Land register, transfer of ownership & priority notice of conveyance
With the notarization, the purchase is legally binding – but you are not yet the owner. The transfer of ownership only takes place with the entry in the land register. Before this, a so-called priority notice of conveyance is entered to secure you. Prerequisite: The purchase price must be paid and the land transfer tax paid.
Taxes & ancillary purchase costs at a glance
Real estate transfer tax & ancillary costs
When buying a property, there are additional costs on top of the purchase price: Land transfer tax, notary fees, entry in the land register and, if applicable, estate agent’s commission. Depending on the federal state, these amount to 10 to 15 percent of the purchase price and usually have to be paid from equity. Sound financial planning takes these items into account from the outset.
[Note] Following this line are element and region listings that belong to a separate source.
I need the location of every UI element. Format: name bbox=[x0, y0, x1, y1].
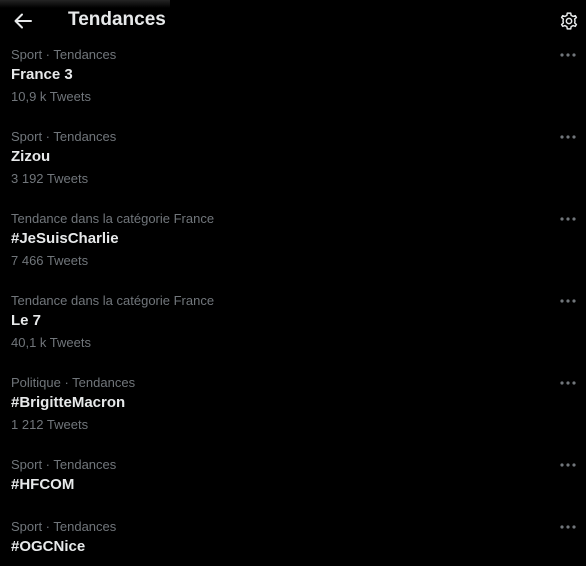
more-options-button[interactable] bbox=[557, 373, 579, 393]
trend-context: Politique · Tendances bbox=[11, 375, 136, 390]
trend-item[interactable]: Politique · Tendances #BrigitteMacron 1 … bbox=[0, 375, 586, 457]
trend-context: Tendance dans la catégorie France bbox=[11, 211, 215, 226]
back-button[interactable] bbox=[10, 9, 36, 33]
trend-context: Sport · Tendances bbox=[11, 129, 117, 144]
trend-item[interactable]: Sport · Tendances #HFCOM bbox=[0, 457, 586, 519]
trend-item[interactable]: Sport · Tendances Zizou 3 192 Tweets bbox=[0, 129, 586, 211]
header-shadow bbox=[0, 0, 170, 8]
more-options-button[interactable] bbox=[557, 209, 579, 229]
trend-name: #HFCOM bbox=[11, 476, 75, 493]
trend-name: France 3 bbox=[11, 66, 73, 83]
more-options-button[interactable] bbox=[557, 455, 579, 475]
trend-name: Zizou bbox=[11, 148, 51, 165]
settings-button[interactable] bbox=[558, 10, 580, 32]
trend-context: Sport · Tendances bbox=[11, 457, 117, 472]
trend-count: 1 212 Tweets bbox=[11, 417, 89, 432]
trend-item[interactable]: Tendance dans la catégorie France #JeSui… bbox=[0, 211, 586, 293]
more-dots-icon bbox=[560, 381, 576, 385]
gear-icon bbox=[560, 12, 578, 30]
trend-name: #BrigitteMacron bbox=[11, 394, 126, 411]
more-options-button[interactable] bbox=[557, 45, 579, 65]
more-dots-icon bbox=[560, 217, 576, 221]
more-options-button[interactable] bbox=[557, 517, 579, 537]
trend-context: Tendance dans la catégorie France bbox=[11, 293, 215, 308]
more-options-button[interactable] bbox=[557, 127, 579, 147]
trend-item[interactable]: Tendance dans la catégorie France Le 7 4… bbox=[0, 293, 586, 375]
trend-count: 10,9 k Tweets bbox=[11, 89, 91, 104]
trend-item[interactable]: Sport · Tendances France 3 10,9 k Tweets bbox=[0, 47, 586, 129]
page-header: Tendances bbox=[0, 0, 586, 42]
more-dots-icon bbox=[560, 53, 576, 57]
trend-count: 3 192 Tweets bbox=[11, 171, 89, 186]
more-dots-icon bbox=[560, 463, 576, 467]
more-dots-icon bbox=[560, 299, 576, 303]
arrow-left-icon bbox=[14, 13, 32, 29]
page-title: Tendances bbox=[68, 9, 166, 30]
more-dots-icon bbox=[560, 525, 576, 529]
more-dots-icon bbox=[560, 135, 576, 139]
trend-name: #OGCNice bbox=[11, 538, 86, 555]
trend-item[interactable]: Sport · Tendances #OGCNice bbox=[0, 519, 586, 566]
trend-name: Le 7 bbox=[11, 312, 42, 329]
more-options-button[interactable] bbox=[557, 291, 579, 311]
trend-name: #JeSuisCharlie bbox=[11, 230, 119, 247]
trend-count: 40,1 k Tweets bbox=[11, 335, 91, 350]
trend-count: 7 466 Tweets bbox=[11, 253, 89, 268]
trend-context: Sport · Tendances bbox=[11, 47, 117, 62]
trend-context: Sport · Tendances bbox=[11, 519, 117, 534]
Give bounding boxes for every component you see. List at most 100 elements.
Real estate GmbH & family foundation
For larger portfolios, it is worth structuring via an asset-managing GmbH or a family foundation. This allows you to benefit from tax advantages – for example in the event of inheritance or sale after the speculation period. However, the establishment and ongoing administration require good tax and legal advice.
Letting: Tenants, contracts & income
Successful letting starts with selecting the right tenants. In addition to creditworthiness and credit rating, personal impressions are also important. A clear, legally secure rental agreement protects both parties. The rent is based on the rent index, but must also match the furnishings and location. Pay attention to mandatory details such as operating costs, house rules, notice periods and rent adjustment clauses.
Conclusion: Strategy for success
An apartment building is not a short-term deal – it is a long-term investment that needs to be well planned. Anyone who knows the market, calculates the right key figures and strives for a legally compliant transaction will create a stable source of income and increase their assets in the long term. Take advantage of professional advice – for valuation, purchase, refurbishment or letting. This will help you avoid mistakes and ensure long-term success.